I ran to him without thinking, without caring who was watching or what it revealed about the state of my traitorous heart. My arms wrapped around his chest, clutching him tight enough that I could feel his heartbeat against my cheek, steady and strong and real.
“You’re okay,” I whispered against his shirt, breathing in the scent of him—leather and danger and something uniquely Lev that made my entire world feel stable again.
He froze at first, his body going rigid with surprise. But then his arms came around me just as tightly, pulling me closer until there was no space left between us. He buried his face in my hair, and I felt him tremble.
“What are you doing here?” His voice was rough, strained. “Alone? Anya….”
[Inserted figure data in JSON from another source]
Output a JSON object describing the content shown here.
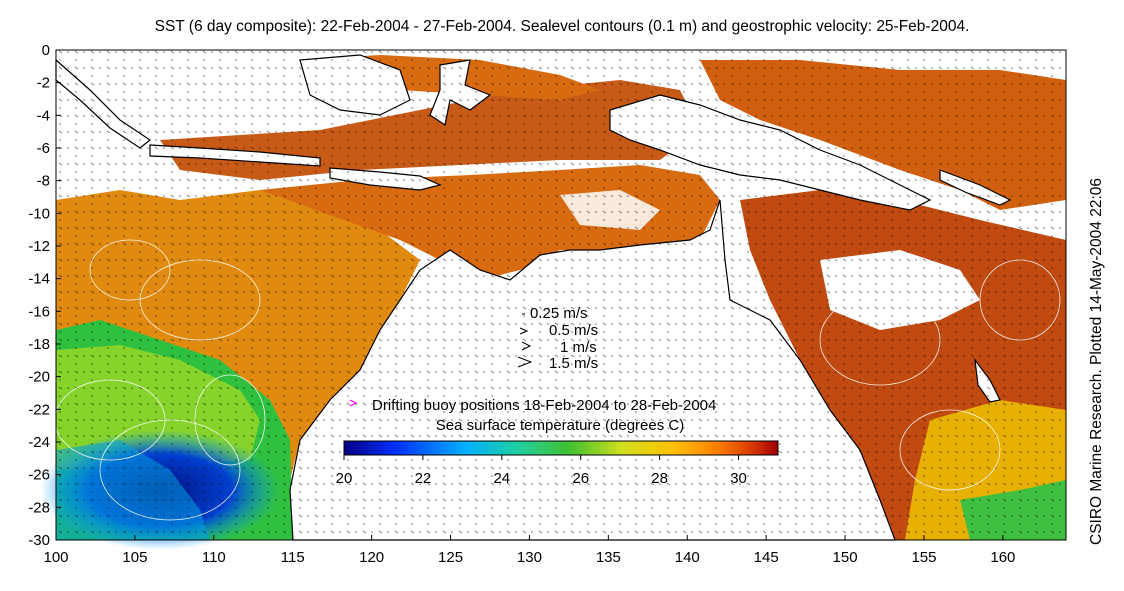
{
  "title": "SST (6 day composite): 22-Feb-2004 - 27-Feb-2004. Sealevel contours (0.1 m) and geostrophic velocity: 25-Feb-2004.",
  "credit": "CSIRO Marine Research. Plotted 14-May-2004 22:06",
  "map": {
    "lon_range": [
      100,
      164
    ],
    "lat_range": [
      -30,
      0
    ],
    "x_ticks": [
      "100",
      "105",
      "110",
      "115",
      "120",
      "125",
      "130",
      "135",
      "140",
      "145",
      "150",
      "155",
      "160"
    ],
    "y_ticks": [
      "0",
      "-2",
      "-4",
      "-6",
      "-8",
      "-10",
      "-12",
      "-14",
      "-16",
      "-18",
      "-20",
      "-22",
      "-24",
      "-26",
      "-28",
      "-30"
    ]
  },
  "velocity_legend": [
    {
      "label": "0.25 m/s"
    },
    {
      "label": "0.5 m/s"
    },
    {
      "label": "1 m/s"
    },
    {
      "label": "1.5 m/s"
    }
  ],
  "buoy_label": "Drifting buoy positions 18-Feb-2004 to 28-Feb-2004",
  "buoy_color": "#ff00ff",
  "colorbar": {
    "title": "Sea surface temperature (degrees C)",
    "range": [
      20,
      31
    ],
    "ticks": [
      "20",
      "22",
      "24",
      "26",
      "28",
      "30"
    ],
    "colors": [
      "#00007f",
      "#0030ff",
      "#00a0ff",
      "#20d0b0",
      "#30c040",
      "#c0e020",
      "#ffd000",
      "#ff9000",
      "#e05000",
      "#a00000"
    ]
  },
  "colors": {
    "land": "#ffffff",
    "coast": "#000000",
    "contour": "#ffffff",
    "arrows": "#000000"
  }
}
I lifted my head just enough to see his face, to drink in the sight of those steel-gray eyes that were very much alive and focused on me. Without thinking, without permission, I crashed my lips to his.
And Lev didn’t care who was watching. He kissed me back like he was breathing for the first time in days, like I was oxygen and he’d been drowning. The kiss was messy and trembling and so full of emotion that I felt tears sting my eyes.
When I finally pulled back, my chest was heaving. I reached beneath my blazer and withdrew the blade I’d tucked against my wrist, showing it to him with a steadiness that surprised us both.
“I know how to take care of myself,” I said, tucking it away again. “Eleanor called. She said you’d been attacked. I had to know if you were okay.”
His jaw clenched. “You came alone.”
“I came armed.”
Something shifted in his expression then, a heat that had nothing to do with anger and everything to do with the way he was looking at me like I’d just revealed something fundamental about who I was beneath all the polish and propriety.